As part of an effort to become a more customer focused one-to-one company, General Motors is uniting its vast online holdings under a centrally integrated presence dubbed e-GM. Under the plan, the big-three automaker says it will roll out a broad range of online services aimed at fending off growing online competition while making the company a more effective Web marketer.
For starters, GM says it plans to create a single supersite that will allow customers to efficiently click through to whichever part of the company they wish to do business with.
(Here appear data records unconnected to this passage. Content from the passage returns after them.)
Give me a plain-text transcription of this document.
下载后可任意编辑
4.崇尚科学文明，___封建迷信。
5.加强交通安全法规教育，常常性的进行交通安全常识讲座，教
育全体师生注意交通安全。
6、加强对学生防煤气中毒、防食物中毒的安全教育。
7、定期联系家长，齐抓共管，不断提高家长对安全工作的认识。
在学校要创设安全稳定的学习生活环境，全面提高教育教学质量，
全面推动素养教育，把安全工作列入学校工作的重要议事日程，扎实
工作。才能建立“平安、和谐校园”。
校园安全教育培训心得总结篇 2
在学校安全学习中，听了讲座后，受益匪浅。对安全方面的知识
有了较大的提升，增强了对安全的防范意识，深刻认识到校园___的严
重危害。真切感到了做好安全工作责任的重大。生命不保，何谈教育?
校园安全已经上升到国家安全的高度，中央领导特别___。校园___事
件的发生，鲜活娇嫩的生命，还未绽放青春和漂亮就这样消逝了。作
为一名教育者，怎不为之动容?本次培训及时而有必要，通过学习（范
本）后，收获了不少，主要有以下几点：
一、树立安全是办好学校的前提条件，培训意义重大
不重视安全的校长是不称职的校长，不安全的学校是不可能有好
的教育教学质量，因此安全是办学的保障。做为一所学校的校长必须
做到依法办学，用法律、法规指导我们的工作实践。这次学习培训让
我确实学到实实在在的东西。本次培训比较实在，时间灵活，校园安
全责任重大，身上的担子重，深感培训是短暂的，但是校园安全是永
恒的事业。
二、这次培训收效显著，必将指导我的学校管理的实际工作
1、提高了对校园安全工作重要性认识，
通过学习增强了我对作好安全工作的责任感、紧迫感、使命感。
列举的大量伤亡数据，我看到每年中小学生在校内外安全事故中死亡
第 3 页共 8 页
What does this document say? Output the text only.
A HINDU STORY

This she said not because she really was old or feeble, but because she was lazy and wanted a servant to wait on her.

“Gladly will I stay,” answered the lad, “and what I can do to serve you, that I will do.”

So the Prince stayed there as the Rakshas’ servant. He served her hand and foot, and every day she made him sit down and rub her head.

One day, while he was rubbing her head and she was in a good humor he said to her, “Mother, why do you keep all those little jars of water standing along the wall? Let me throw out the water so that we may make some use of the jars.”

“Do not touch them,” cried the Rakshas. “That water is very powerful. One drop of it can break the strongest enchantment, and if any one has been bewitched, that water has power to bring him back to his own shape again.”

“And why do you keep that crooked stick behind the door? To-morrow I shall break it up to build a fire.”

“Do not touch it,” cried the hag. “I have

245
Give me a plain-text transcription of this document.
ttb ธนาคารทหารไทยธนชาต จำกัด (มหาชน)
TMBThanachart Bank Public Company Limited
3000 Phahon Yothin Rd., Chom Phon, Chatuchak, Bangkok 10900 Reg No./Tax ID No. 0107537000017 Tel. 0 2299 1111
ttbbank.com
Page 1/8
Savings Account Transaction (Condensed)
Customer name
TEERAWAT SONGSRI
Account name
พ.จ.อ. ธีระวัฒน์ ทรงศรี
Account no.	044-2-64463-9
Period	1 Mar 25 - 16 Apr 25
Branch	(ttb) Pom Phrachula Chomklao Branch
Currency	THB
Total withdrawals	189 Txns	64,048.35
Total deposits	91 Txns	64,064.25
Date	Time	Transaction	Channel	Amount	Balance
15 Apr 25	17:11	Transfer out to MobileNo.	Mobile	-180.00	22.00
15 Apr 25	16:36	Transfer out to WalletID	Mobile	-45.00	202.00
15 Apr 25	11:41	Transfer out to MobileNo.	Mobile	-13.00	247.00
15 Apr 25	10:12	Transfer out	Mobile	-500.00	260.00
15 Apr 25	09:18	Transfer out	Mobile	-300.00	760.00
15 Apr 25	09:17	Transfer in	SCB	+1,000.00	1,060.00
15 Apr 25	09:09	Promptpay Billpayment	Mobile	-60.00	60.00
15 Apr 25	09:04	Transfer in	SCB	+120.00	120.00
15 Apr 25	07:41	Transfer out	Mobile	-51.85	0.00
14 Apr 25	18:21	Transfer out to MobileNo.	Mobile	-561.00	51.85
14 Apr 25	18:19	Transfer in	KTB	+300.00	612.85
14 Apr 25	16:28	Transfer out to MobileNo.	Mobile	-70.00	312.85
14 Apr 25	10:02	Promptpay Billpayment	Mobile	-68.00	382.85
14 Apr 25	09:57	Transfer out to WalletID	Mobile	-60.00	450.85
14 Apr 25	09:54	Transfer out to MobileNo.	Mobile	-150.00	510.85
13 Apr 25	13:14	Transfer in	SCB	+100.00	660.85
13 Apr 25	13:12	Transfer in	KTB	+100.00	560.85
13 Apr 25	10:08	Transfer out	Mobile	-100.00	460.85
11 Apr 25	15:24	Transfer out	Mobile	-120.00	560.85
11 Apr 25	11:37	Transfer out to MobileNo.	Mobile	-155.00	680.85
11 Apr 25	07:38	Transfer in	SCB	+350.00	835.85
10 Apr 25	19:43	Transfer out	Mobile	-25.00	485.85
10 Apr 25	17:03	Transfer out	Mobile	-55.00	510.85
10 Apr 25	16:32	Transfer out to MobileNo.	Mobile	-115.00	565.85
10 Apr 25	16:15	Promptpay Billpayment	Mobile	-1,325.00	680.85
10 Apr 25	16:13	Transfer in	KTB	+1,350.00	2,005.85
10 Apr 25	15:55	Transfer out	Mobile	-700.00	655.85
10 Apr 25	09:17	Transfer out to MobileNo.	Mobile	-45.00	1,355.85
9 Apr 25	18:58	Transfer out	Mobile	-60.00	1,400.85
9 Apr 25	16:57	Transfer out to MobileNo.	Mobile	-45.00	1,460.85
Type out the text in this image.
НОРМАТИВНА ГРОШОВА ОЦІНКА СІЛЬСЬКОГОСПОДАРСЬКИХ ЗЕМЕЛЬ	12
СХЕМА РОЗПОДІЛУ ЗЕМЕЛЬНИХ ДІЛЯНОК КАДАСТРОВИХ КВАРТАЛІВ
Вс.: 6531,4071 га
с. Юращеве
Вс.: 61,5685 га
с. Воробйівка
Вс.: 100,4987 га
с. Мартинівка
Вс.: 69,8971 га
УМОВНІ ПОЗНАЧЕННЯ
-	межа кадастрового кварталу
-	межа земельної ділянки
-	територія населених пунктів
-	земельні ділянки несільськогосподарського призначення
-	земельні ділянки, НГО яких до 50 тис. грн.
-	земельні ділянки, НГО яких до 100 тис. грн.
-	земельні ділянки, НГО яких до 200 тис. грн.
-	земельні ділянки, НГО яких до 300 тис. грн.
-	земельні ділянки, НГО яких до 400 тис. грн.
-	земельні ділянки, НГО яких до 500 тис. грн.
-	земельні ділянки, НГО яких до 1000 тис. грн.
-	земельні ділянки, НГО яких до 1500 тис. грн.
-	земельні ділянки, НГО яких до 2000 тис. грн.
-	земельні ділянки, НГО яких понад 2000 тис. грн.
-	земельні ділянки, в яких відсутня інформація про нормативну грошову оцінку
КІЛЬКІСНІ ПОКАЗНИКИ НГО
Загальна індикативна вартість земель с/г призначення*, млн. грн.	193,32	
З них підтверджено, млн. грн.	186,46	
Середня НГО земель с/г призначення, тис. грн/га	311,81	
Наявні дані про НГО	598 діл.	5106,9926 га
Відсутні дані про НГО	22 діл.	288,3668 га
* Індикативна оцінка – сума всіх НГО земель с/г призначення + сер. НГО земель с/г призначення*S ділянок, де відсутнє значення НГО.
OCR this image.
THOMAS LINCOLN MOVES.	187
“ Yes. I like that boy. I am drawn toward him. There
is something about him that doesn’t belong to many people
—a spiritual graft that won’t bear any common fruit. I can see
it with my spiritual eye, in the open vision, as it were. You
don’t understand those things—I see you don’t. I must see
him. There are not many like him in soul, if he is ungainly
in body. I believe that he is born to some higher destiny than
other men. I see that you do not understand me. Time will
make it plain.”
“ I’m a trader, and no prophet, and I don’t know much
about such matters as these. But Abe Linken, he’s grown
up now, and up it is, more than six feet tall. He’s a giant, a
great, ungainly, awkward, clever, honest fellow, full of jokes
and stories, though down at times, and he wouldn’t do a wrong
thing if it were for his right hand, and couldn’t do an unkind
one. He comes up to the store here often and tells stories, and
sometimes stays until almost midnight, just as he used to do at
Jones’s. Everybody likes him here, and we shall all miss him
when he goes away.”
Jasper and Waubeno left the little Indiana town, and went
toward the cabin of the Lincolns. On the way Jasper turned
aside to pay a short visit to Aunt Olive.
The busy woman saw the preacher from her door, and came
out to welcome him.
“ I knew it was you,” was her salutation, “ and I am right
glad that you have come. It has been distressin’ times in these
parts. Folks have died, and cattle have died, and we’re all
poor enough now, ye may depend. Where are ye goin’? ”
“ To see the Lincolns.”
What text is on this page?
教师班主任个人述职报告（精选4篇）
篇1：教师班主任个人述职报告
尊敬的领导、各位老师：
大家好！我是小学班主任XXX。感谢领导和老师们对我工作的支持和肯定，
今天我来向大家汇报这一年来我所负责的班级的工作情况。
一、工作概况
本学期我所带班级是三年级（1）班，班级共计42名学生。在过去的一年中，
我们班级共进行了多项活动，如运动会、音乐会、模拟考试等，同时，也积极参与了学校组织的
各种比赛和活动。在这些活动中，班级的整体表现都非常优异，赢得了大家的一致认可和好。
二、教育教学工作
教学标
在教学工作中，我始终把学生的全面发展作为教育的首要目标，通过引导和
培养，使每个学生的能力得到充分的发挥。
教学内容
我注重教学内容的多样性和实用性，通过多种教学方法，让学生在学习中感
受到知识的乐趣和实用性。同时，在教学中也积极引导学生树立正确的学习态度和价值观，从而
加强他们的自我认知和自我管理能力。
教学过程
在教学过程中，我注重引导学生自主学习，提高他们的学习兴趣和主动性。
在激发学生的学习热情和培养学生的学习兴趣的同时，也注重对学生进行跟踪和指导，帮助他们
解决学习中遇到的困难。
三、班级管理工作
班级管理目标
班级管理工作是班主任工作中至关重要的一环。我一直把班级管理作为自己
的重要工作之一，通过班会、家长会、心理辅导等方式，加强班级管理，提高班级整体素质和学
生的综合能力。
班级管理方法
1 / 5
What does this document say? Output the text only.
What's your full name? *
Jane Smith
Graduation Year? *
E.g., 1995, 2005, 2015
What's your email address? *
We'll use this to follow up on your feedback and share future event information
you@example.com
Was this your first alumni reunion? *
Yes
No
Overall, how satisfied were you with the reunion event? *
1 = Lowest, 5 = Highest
At present, users are faced with navigating a maze of sites – often running on different servers – to plod from one business unit to the next.
“There’s a GM Web site, there’s a Pontiac Web site, and there’s GMBuypower.com,” says Harley Manning, a research director at Forrester Research, in Cambridge, MA. “If every business unit builds its own technical infrastructure, you get into major integration issues just to do something fairly simple,” he notes. “The customer has no idea this is going on – all they know is that, starting at GM.com, it takes you seven clicks to get to a Pontiac Firebird, and during those seven clicks you go through three different interfaces if you decide you want to buy the Firebird.”
As part of its retooling, GM says it also wants to move from a manufacturing model based on mass production to one that employs mass customization principles first deployed in the company’s Saturn unit. Taking this concept further, GM insiders say orders from the Internet could be fed directly to the production line, where workers would assemble cars according to customer specifications using pre-manufactured components. Toward this effort, GM is counting on an invigorated Web presence to capture the type of customer information required for CRM and one-to-one marketing.
That strategy provides yet another incentive for GM – whose officials did not return repeated phone calls – to maintain strong dealer relationships. Because car manufacturers are prohibited by law from owning dealerships, they count on their dealer networks for customer information.
“What everyone was afraid of was disintermediation,” says Manning. “Yet if we look at it, the reverse is happening in this market segment. The dealer relationships are such that there is no way they are going to hose them. Plus there is no need. Look at Autobytel or Carpoint – there are dealers involved in that.”
Another key to GM’s e-strategy is the development of what it is calling a “Web car,” an Internet-enabled vehicle capable of pulling traffic data, maps and, presumably, marketing messages. Says one industry watcher: “Imagine driving on the highway; your car senses you’re low on fuel so it queries the GPS and then searches the Web for a nearby service station. Well, unless you’re in North Dakota it’s probably going to find a whole bunch. However, it’s only going to suggest one. Which one? Well, whoever is paying for that message to reach you.”
Meanwhile, some of GM’s competitors are themselves gearing up for enhanced online efforts. Ford Motor Co. last month announced that it is teaming up with Microsoft in a venture that will allow consumers to order a vehicle via the Internet. The idea is that, when an order is placed, Ford will build vehicles to customers’ specifications and steer customers to those dealers that have the models they want. And Toyota Motor Corp. is also now selling cars via the Web and claims it can deliver a custom Camry Solaras from a factory in Cambridge, Ontario, within five days of receiving the order.